An important principle for unit testing is to separate data access from business logic. One efficient technique for this is to define interfaces for data access. Your main class always use a reference to that interface instead of direct reading or writing data.
in production code the main class will be given an object that wraps actual data access. This could be select statement, function mudule calls, anything really. The important part is that this class should not perform anything else. No logic.
When testing the main class, you give it an object that serves static, fake data instead.

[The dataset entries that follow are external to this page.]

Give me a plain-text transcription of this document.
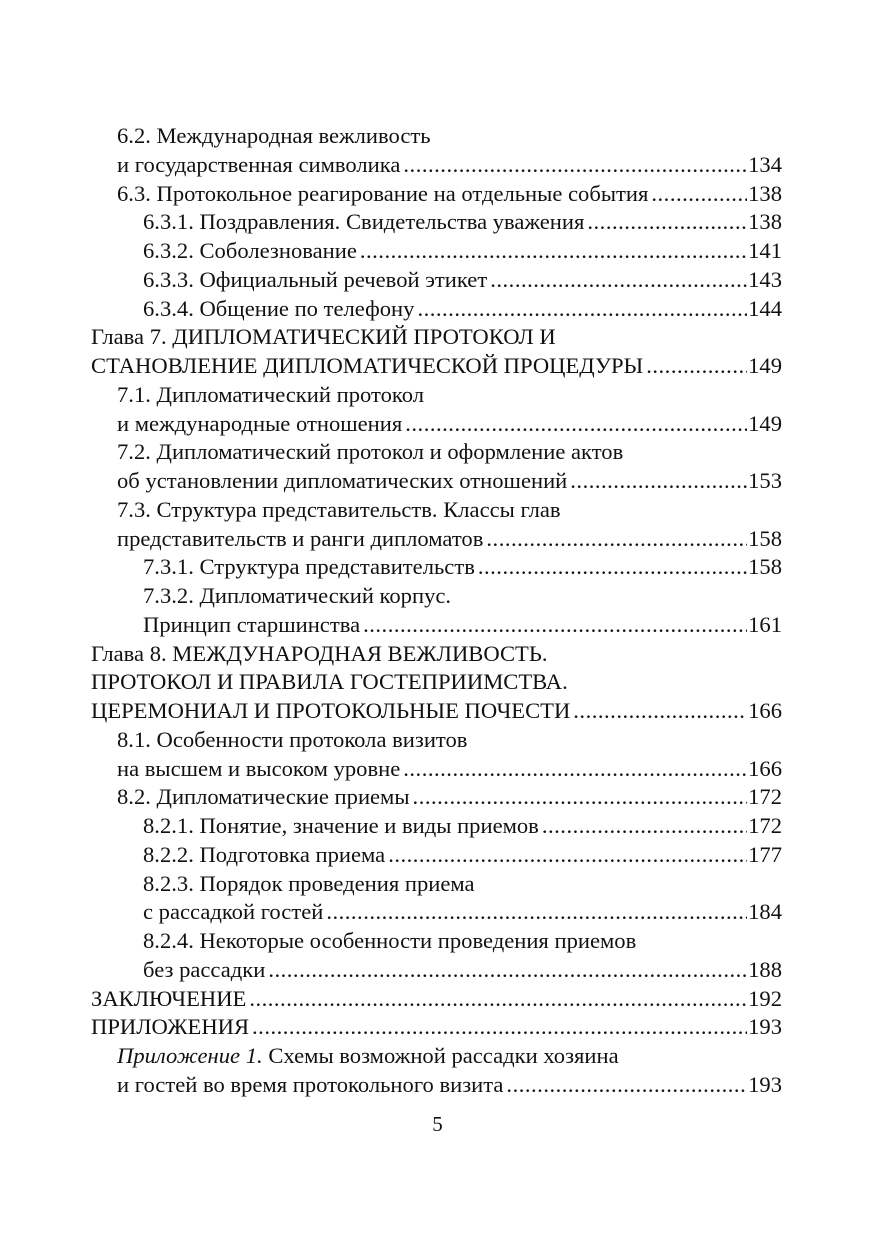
6.2. Международная вежливость
и государственная символика .....	134
6.3. Протокольное реагирование на отдельные события .....	138
6.3.1. Поздравления. Свидетельства уважения .....	138
6.3.2. Соболезнование .....	141
6.3.3. Официальный речевой этикет .....	143
6.3.4. Общение по телефону .....	144
Глава 7. ДИПЛОМАТИЧЕСКИЙ ПРОТОКОЛ И
СТАНОВЛЕНИЕ ДИПЛОМАТИЧЕСКОЙ ПРОЦЕДУРЫ .....	149
7.1. Дипломатический протокол
и международные отношения .....	149
7.2. Дипломатический протокол и оформление актов
об установлении дипломатических отношений .....	153
7.3. Структура представительств. Классы глав
представительств и ранги дипломатов .....	158
7.3.1. Структура представительств .....	158
7.3.2. Дипломатический корпус.
Принцип старшинства .....	161
Глава 8. МЕЖДУНАРОДНАЯ ВЕЖЛИВОСТЬ.
ПРОТОКОЛ И ПРАВИЛА ГОСТЕПРИИМСТВА.
ЦЕРЕМОНИАЛ И ПРОТОКОЛЬНЫЕ ПОЧЕСТИ .....	166
8.1. Особенности протокола визитов
на высшем и высоком уровне .....	166
8.2. Дипломатические приемы .....	172
8.2.1. Понятие, значение и виды приемов .....	172
8.2.2. Подготовка приема .....	177
8.2.3. Порядок проведения приема
с рассадкой гостей .....	184
8.2.4. Некоторые особенности проведения приемов
без рассадки .....	188
ЗАКЛЮЧЕНИЕ .....	192
ПРИЛОЖЕНИЯ .....	193
Приложение 1. Схемы возможной рассадки хозяина
и гостей во время протокольного визита .....	193
5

An example for accessing the SCARR
table
Data access interface ZIF_DB_SCARR
:
INTERFACE zif_db_scarr
PUBLIC.
METHODS get_all
RETURNING
VALUE(rt_scarr) TYPE scarr_tab .
ENDINTERFACE.
Fake data class and test class:
CLASS lcl_db_scarr DEFINITION.
PUBLIC SECTION.
INTERFACES: zif_db_scarr.
ENDCLASS.
CLASS lcl_db_scarr IMPLEMENTATION.
METHOD zif_db_scarr~get_all.
" generate static data here
ENDMETHOD.
ENDCLASS.
CLASS lcl_test DEFINITION
FOR TESTING
DURATION SHORT
RISK LEVEL HARMLESS.
PRIVATE SECTION.
DATA:
mo_cut TYPE REF TO zcl_main_class.
METHODS:
setup.
ENDCLASS.
CLASS lcl_test IMPLEMENTATION.
METHOD setup.
DATA: lo_db_scarr TYPE REF TO lcl_db_scarr.

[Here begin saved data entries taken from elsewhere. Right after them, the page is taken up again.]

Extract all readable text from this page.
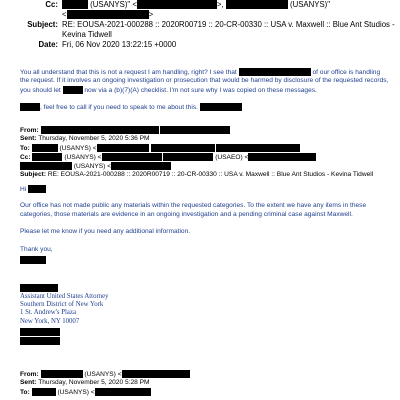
Cc:	(USANYS)" <	>,	(USANYS)"
<	>
Subject: RE: EOUSA-2021-000288 :: 2020R00719 :: 20-CR-00330 :: USA v. Maxwell :: Blue Ant Studios -
Kevina Tidwell
Date: Fri, 06 Nov 2020 13:22:15 +0000
You all understand that this is not a request I am handling, right? I see that	of our office is handling the request. If it involves an ongoing investigation or prosecution that would be harmed by disclosure of the requested records, you should let	now via a (b)(7)(A) checklist. I'm not sure why I was copied on these messages.
, feel free to call if you need to speak to me about this.
From:
Sent: Thursday, November 5, 2020 5:36 PM
To:	(USANYS) <
Cc:	(USANYS) <	(USAEO) <
(USANYS) <
Subject: RE: EOUSA-2021-000288 :: 2020R00719 :: 20-CR-00330 :: USA v. Maxwell :: Blue Ant Studios - Kevina Tidwell
Hi
Our office has not made public any materials within the requested categories. To the extent we have any items in these categories, those materials are evidence in an ongoing investigation and a pending criminal case against Maxwell.
Please let me know if you need any additional information.
Thank you,
Assistant United States Attorney
Southern District of New York
1 St. Andrew's Plaza
New York, NY 10007
From:	(USANYS) <
Sent: Thursday, November 5, 2020 5:28 PM
To:	(USANYS) <
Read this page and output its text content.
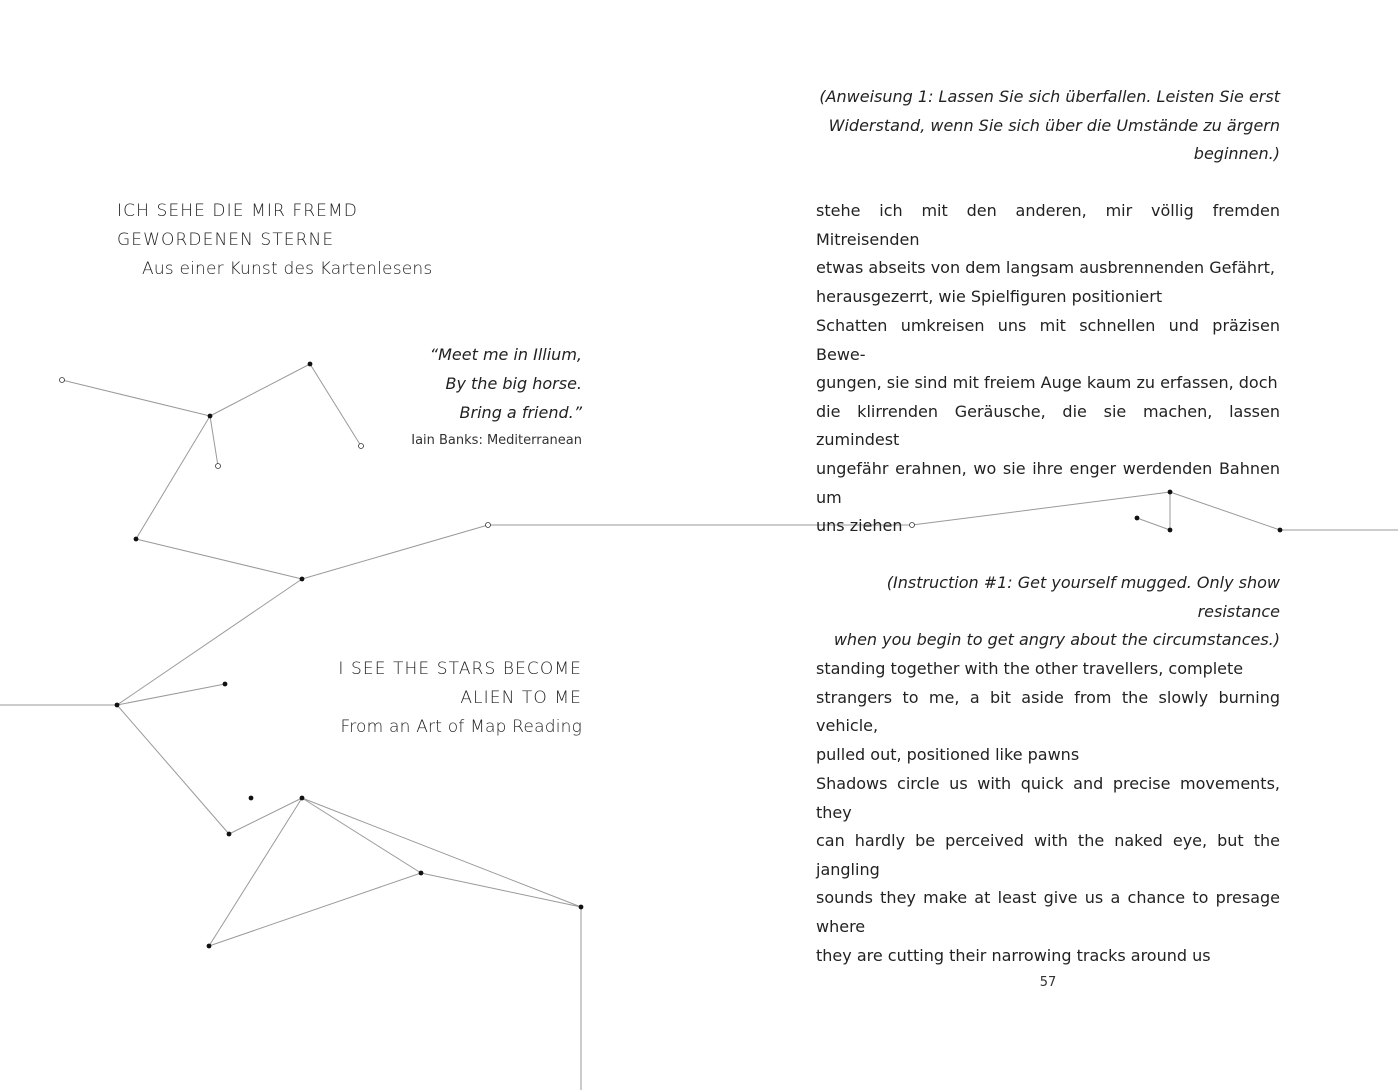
ICH SEHE DIE MIR FREMD
GEWORDENEN STERNE
Aus einer Kunst des Kartenlesens
“Meet me in Illium,
By the big horse.
Bring a friend.”
Iain Banks: Mediterranean
I SEE THE STARS BECOME
ALIEN TO ME
From an Art of Map Reading
(Anweisung 1: Lassen Sie sich überfallen. Leisten Sie erst
Widerstand, wenn Sie sich über die Umstände zu ärgern
beginnen.)

stehe ich mit den anderen, mir völlig fremden Mitreisenden
etwas abseits von dem langsam ausbrennenden Gefährt,
herausgezerrt, wie Spielfiguren positioniert

Schatten umkreisen uns mit schnellen und präzisen Bewe-
gungen, sie sind mit freiem Auge kaum zu erfassen, doch
die klirrenden Geräusche, die sie machen, lassen zumindest
ungefähr erahnen, wo sie ihre enger werdenden Bahnen um
uns ziehen

(Instruction #1: Get yourself mugged. Only show resistance
when you begin to get angry about the circumstances.)

standing together with the other travellers, complete
strangers to me, a bit aside from the slowly burning vehicle,
pulled out, positioned like pawns

Shadows circle us with quick and precise movements, they
can hardly be perceived with the naked eye, but the jangling
sounds they make at least give us a chance to presage where
they are cutting their narrowing tracks around us

57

CREATE OBJECT lo_db_scarr.
CREATE OBJECT mo_cut
EXPORTING
io_db_scarr = lo_db_scarr.
ENDMETHOD.
ENDCLASS.
The idea here is that in production code, ZCL_MAIN_CLASS
will get a ZIF_DB_SCARR
object that does a SELECT
and returns the whole table while the unit test runs against a static dataset defined right there in the unit test include.